At this point our poached pear ice cubes were fetched from the freezer!
We filled up each mold 2/3 of the way with cream, and then dropped in a little frozen pear cube.
Then we filled it the rest of the way up! When the diners eat these tomorrow, instead of simply getting Bavarian cream, there will be a fun fruit surprise in the middle.
After all our cream making was finished for the day, we got to work on our plated desserts. Alexis was in charge of designing our plates today, and she had me do the chocolate piping again. I piped these swirlys onto the plates, and she filled the bubbles with crème anglaise.
We pulled out our gingerbread cakes from Thursday, and the rest of our poached pears, and made this cute arrangement of cake and fruit! We also made the curly cue lace cookie garnish.
Added a few drops of strawberry coulis…
And viola – our finished product!
Our plates were pretty simple, but they were neat and clean and ready ON TIME - our first pr
iority.

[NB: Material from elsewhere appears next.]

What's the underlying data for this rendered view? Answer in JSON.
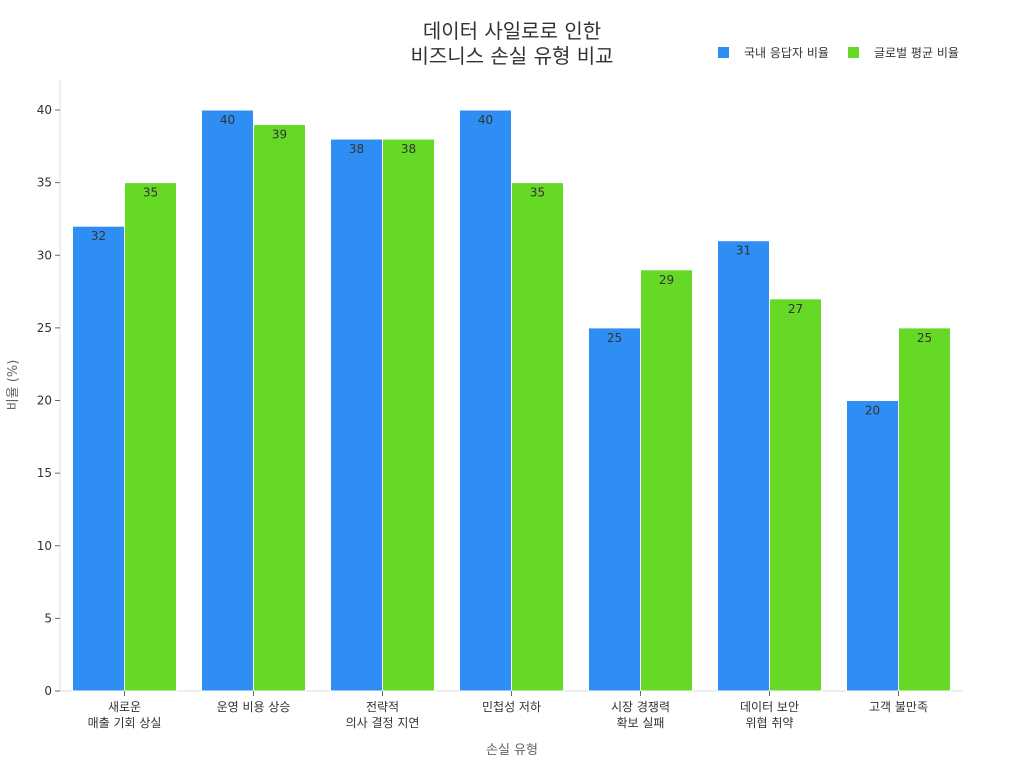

A lot of groups tried to do really fancy garnishes and embellishments but ended up running late or not finishing. I would much rather get good flavor and a simple presentation and have everything ready to go on time!
Finishing touches on all eight plates…
We loaded up the cart to take them down to the advanced dining room.
But before the took the cart, I snapped a few shots of some of the plates my classmates put together…
One my way home from school, I picked up a few books at the library for a dessert project I’m working on – has anyone read these before? I definitely need to start utilizing our library more often before I graduate – they have over 10,000 cookbooks, and a surprisingly large amount of vegetarian and vegan cookbooks.
I was starving as usual by the time I got home, so I made a gigantic salad.
Spinach, leftover roasted broccoli from last night, sprouted mung beans, mushrooms, hummus, and sriracha sauce.